Ringfence your cash while you decide what to do
The first thing you’ll need to do when you get a windfall of money is to make sure that it’s in a safe place. By all means – take a portion to have some fun with – but make sure you put the money you want to take care of in a safe account that you won’t accidentally eat up while you decide what to do with it. This will help to ward off any impulsive decisions that can hurt you in the long run, as well as give you the time you need to work out what you need to do next. This might be a good time to think of how you want to change the world – are there any projects or charities that you have always believed in and that need your help? Are there any causes not represented by a charity that you could help? Do you just want to make sure that your family is taken care of? Take your time to decide what you want to do while you enjoy the money you’ve put aside for fun.
Get taxes out of the way
You will probably need to pay some of your newfound money in taxes, so understand that a substantial amount will have to go to the government. At this stage, it’s a good idea to hire an accountant so they can help you to be as tax-efficient as possible and not have to pay any unnecessary tax that you would incur due to poor wealth management. The areas to look at include federal and state income taxes, capital gains tax and estate tax. Make sure you’ve thought of taxes before you start spending anything as you might not realize how much of your money has to go to the government.
Speak to someone you trust
Once you’ve worked out how much of your windfall you have available to preserve, i.e. your original sum minus taxes, debts and the chunk you take to have fun with, you should have a good idea of what you want to do with that money and your life. You should speak to a wealth advisor to help formulate a plan that includes retirement, inheritance and more. Seek the advice of an advisor that belongs to national advisory institutions or who has other qualifications like being a member of the President’s Club at Morgan Stanley. You should find one that you completely trust and feel comfortable with, as you may at one point have to speak to them about issues like divorce and death, as well as finding somebody who can both help you plan and invest money, without charging you high and exploitative rates.

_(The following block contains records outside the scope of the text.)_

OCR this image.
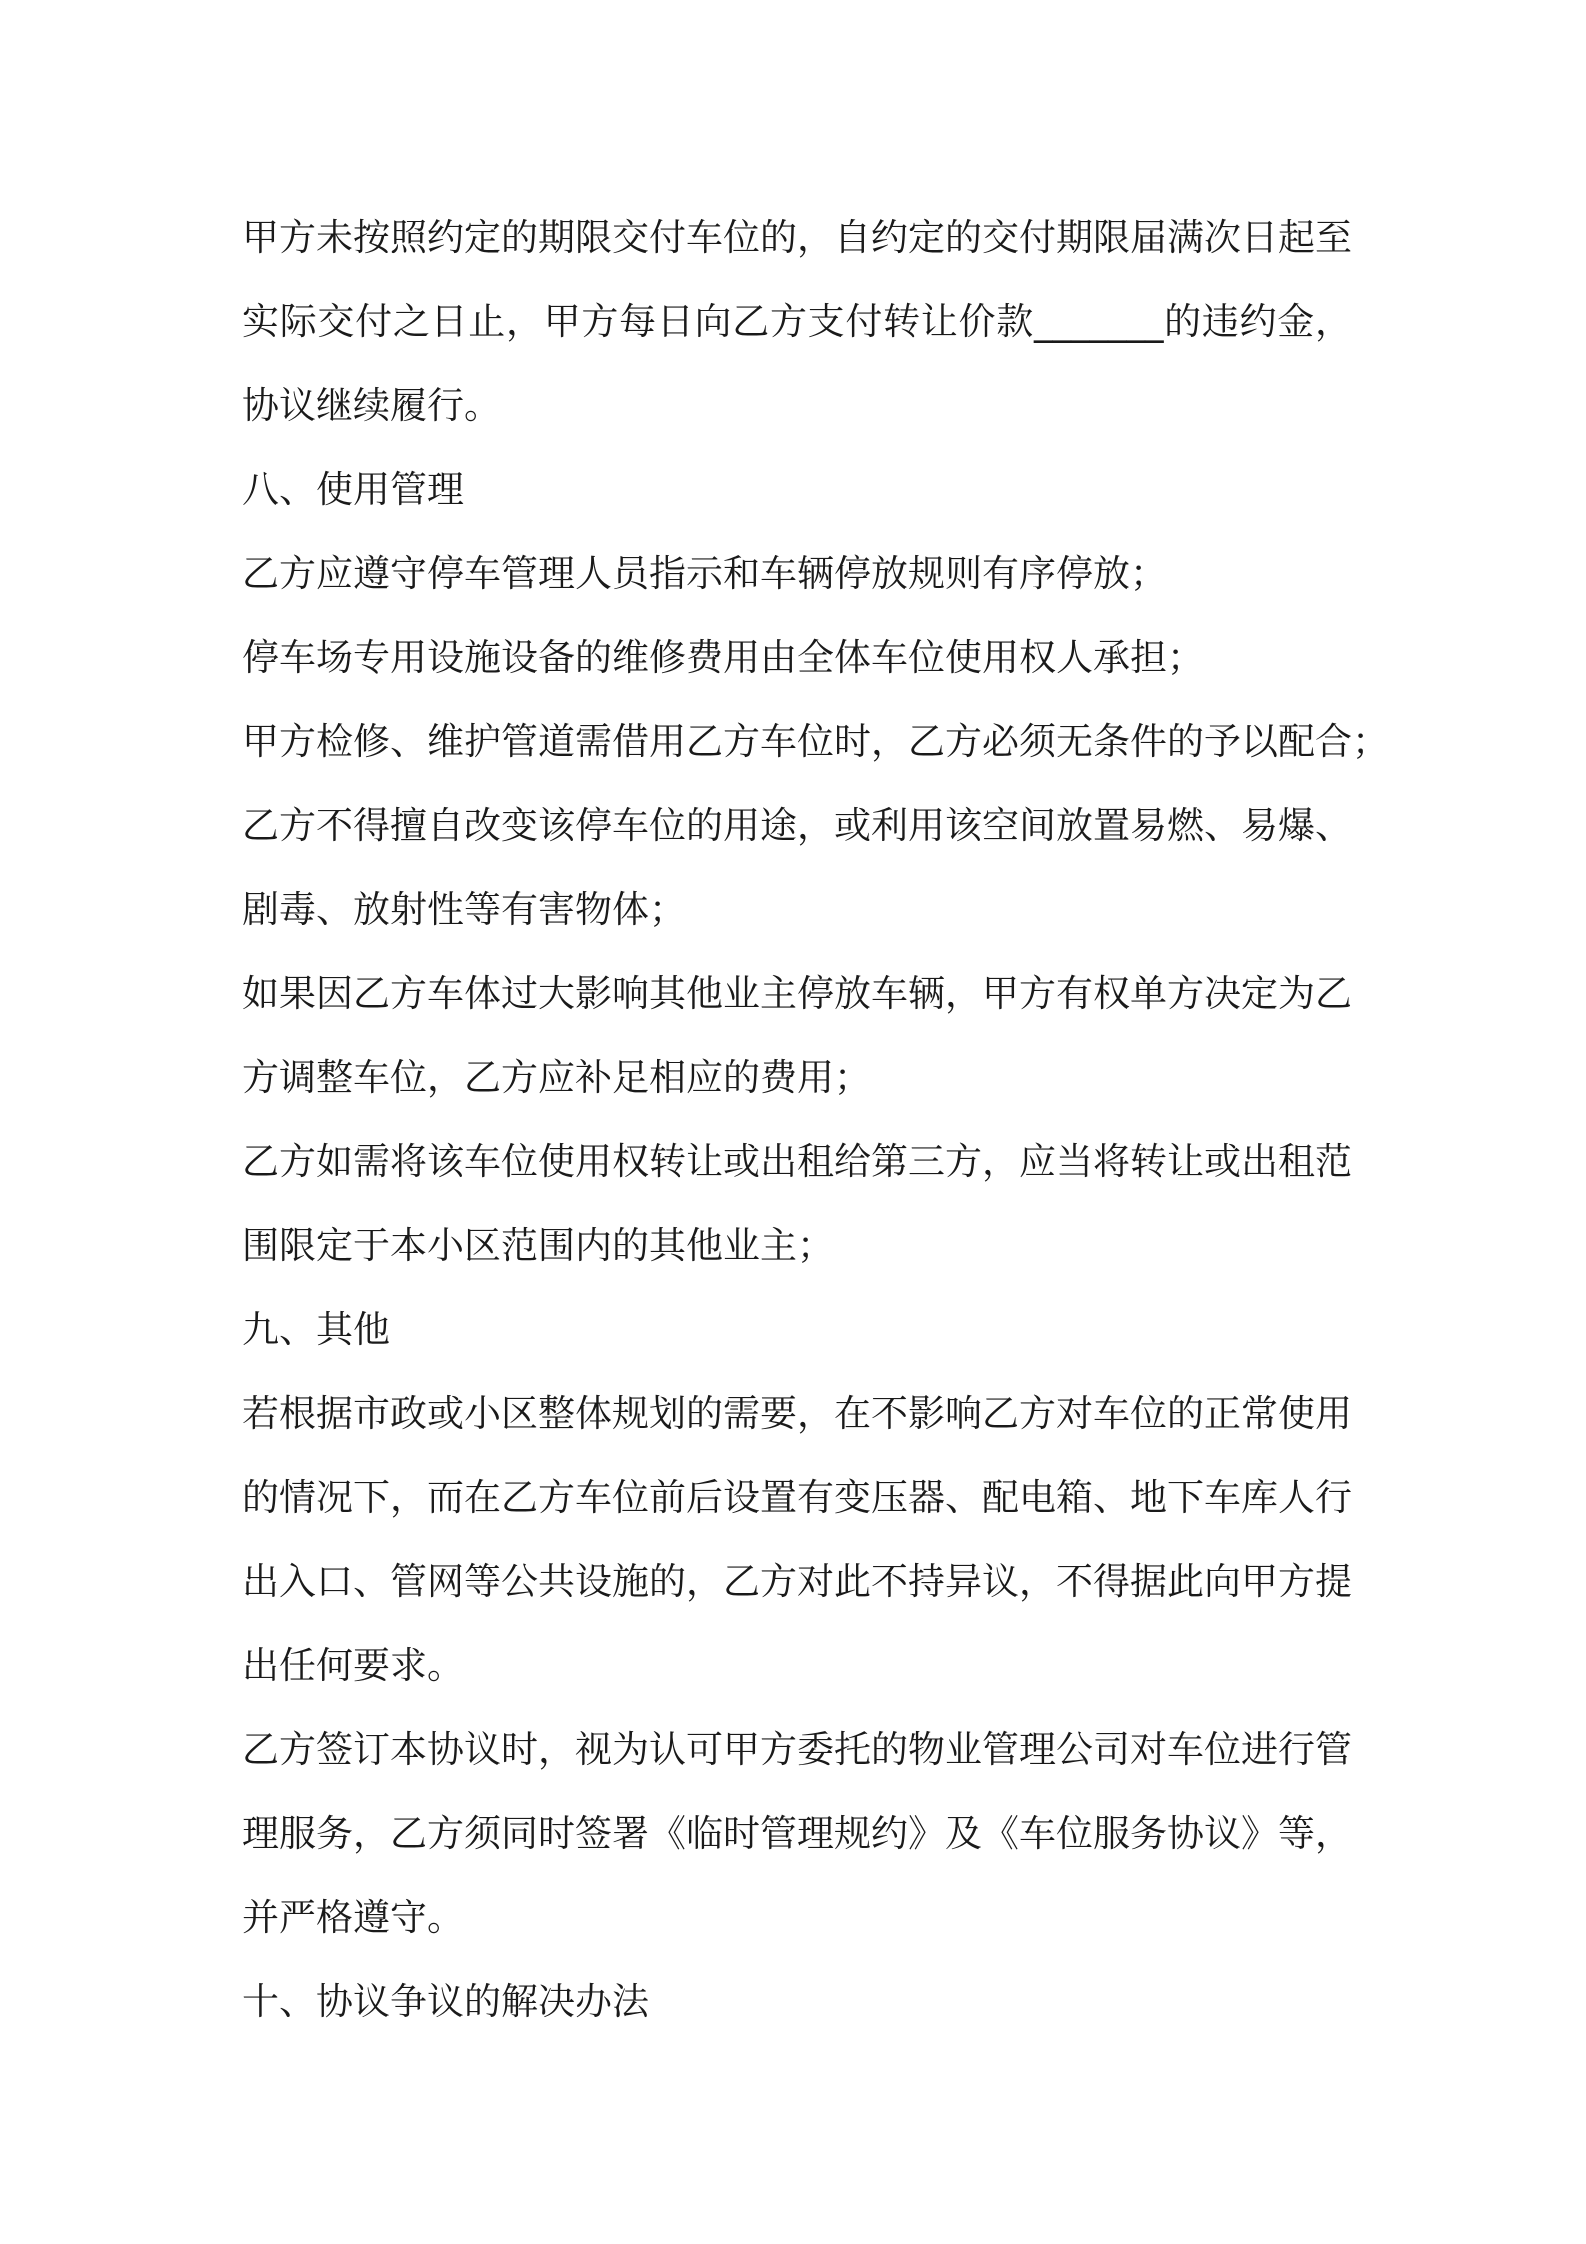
甲方未按照约定的期限交付车位的，自约定的交付期限届满次日起至
实际交付之日止，甲方每日向乙方支付转让价款_______的违约金，
协议继续履行。
八、使用管理
乙方应遵守停车管理人员指示和车辆停放规则有序停放；
停车场专用设施设备的维修费用由全体车位使用权人承担；
甲方检修、维护管道需借用乙方车位时，乙方必须无条件的予以配合；
乙方不得擅自改变该停车位的用途，或利用该空间放置易燃、易爆、
剧毒、放射性等有害物体；
如果因乙方车体过大影响其他业主停放车辆，甲方有权单方决定为乙
方调整车位，乙方应补足相应的费用；
乙方如需将该车位使用权转让或出租给第三方，应当将转让或出租范
围限定于本小区范围内的其他业主；
九、其他
若根据市政或小区整体规划的需要，在不影响乙方对车位的正常使用
的情况下，而在乙方车位前后设置有变压器、配电箱、地下车库人行
出入口、管网等公共设施的，乙方对此不持异议，不得据此向甲方提
出任何要求。
乙方签订本协议时，视为认可甲方委托的物业管理公司对车位进行管
理服务，乙方须同时签署《临时管理规约》及《车位服务协议》等，
并严格遵守。
十、协议争议的解决办法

They should be able to build you a portfolio that fits in with your life plan, whether that’s to have a certain amount to live off by retirement or whether that’s an investment to supplement your current lifestyle. Make sure you speak to them about diversifying your interests so in the event of a market crash you’re not left high and dry. You shouldn’t just approach a wealth manager to help you build a portfolio, but you should discuss the sort of portfolio that you want to build together. Some people have special needs, such as members of the Islamic community, who need to make investments in companies that align with Islamic philosophy. Apart from that, you might have certain ethical requirements like wanting to avoid tobacco or fossil fuels, which are requirements you need to discuss with your wealth manager.

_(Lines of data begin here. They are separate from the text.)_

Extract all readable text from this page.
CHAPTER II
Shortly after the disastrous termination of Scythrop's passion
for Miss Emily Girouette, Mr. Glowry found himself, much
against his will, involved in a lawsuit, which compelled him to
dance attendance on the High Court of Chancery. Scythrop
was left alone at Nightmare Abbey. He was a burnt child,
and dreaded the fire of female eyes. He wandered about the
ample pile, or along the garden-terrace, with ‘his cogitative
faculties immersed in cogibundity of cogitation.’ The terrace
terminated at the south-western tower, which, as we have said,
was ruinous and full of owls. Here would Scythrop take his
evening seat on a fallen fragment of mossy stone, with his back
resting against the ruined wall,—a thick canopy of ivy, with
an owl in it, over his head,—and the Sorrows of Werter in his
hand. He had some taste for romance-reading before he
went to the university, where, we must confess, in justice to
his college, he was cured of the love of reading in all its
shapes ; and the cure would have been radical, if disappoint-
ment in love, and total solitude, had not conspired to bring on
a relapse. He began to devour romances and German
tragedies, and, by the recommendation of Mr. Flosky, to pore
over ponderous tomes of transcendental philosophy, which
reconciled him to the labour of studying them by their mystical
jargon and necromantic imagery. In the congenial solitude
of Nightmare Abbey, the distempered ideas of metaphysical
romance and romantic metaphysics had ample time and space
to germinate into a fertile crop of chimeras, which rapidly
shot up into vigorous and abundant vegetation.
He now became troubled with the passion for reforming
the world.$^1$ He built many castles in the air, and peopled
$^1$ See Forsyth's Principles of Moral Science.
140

You should also talk with them about how you can kill two birds with one stone and decrease your taxes by giving money to charity – whether that’s direct charitable giving to charity or a donor-advised fund. There are many vehicles that involve charitable giving, so explore them properly.
If you have previously used financial management techniques to save before you achieved success as an entrepreneur, you might want to go through your existing portfolio and gauge how your investment strategy has changed. You might now be able to solely live off your investments, in which case you can just look at the amount of money you need to live and structure your portfolio to let you achieve that. For example, if you’ve decided you can live on $100,000 a year and have $10 million to invest, you just need to invest into a portfolio that can safely deliver you regular after-tax returns of 1% per annum. You might want to opt for tax-free investments to help to reduce your tax burden.

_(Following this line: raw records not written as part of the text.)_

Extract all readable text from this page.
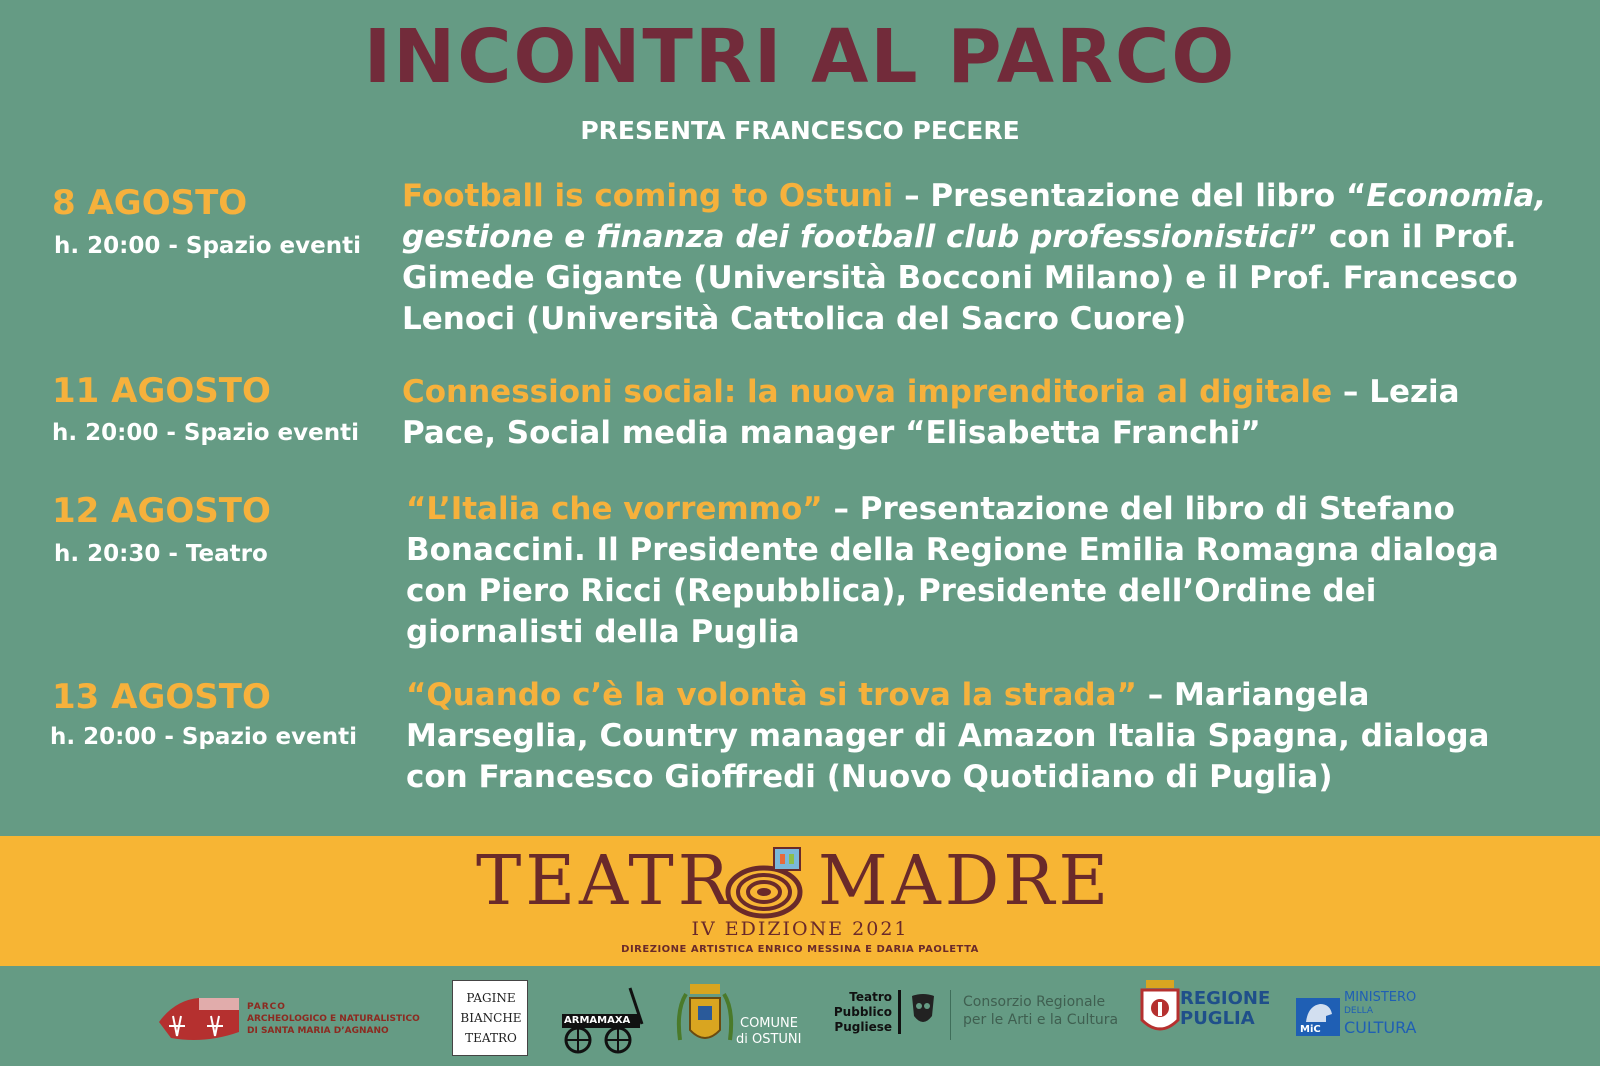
INCONTRI AL PARCO
PRESENTA FRANCESCO PECERE
8 AGOSTO
h. 20:00 - Spazio eventi
Football is coming to Ostuni – Presentazione del libro “Economia, gestione e finanza dei football club professionistici” con il Prof. Gimede Gigante (Università Bocconi Milano) e il Prof. Francesco Lenoci (Università Cattolica del Sacro Cuore)
11 AGOSTO
h. 20:00 - Spazio eventi
Connessioni social: la nuova imprenditoria al digitale – Lezia Pace, Social media manager “Elisabetta Franchi”
12 AGOSTO
h. 20:30 - Teatro
“L’Italia che vorremmo” – Presentazione del libro di Stefano Bonaccini. Il Presidente della Regione Emilia Romagna dialoga con Piero Ricci (Repubblica), Presidente dell’Ordine dei giornalisti della Puglia
13 AGOSTO
h. 20:00 - Spazio eventi
“Quando c’è la volontà si trova la strada” – Mariangela Marseglia, Country manager di Amazon Italia Spagna, dialoga con Francesco Gioffredi (Nuovo Quotidiano di Puglia)
TEATR MADRE
IV EDIZIONE 2021
DIREZIONE ARTISTICA ENRICO MESSINA E DARIA PAOLETTA
PARCO
ARCHEOLOGICO E NATURALISTICO
DI SANTA MARIA D’AGNANO
PAGINE
BIANCHE
TEATRO
ARMAMAXA	COMUNE
di OSTUNI
Teatro
Pubblico
Pugliese
Consorzio Regionale
per le Arti e la Cultura
REGIONE
PUGLIA
MiC
MINISTERO
DELLA
CULTURA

Keep some under the proverbial mattress
You should also have an emergency fund stashed somewhere in case your wealth takes a hit due to a major market shock or other unforeseen occurrences. This emergency fund should be enough to cover your next 6 months of expenses. This doesn’t just have to be to maintain your lifestyle while you wait for markets to recover – you might need to have a major medical operation or divorce settlement at some point, in which case you’ll need easily accessible money.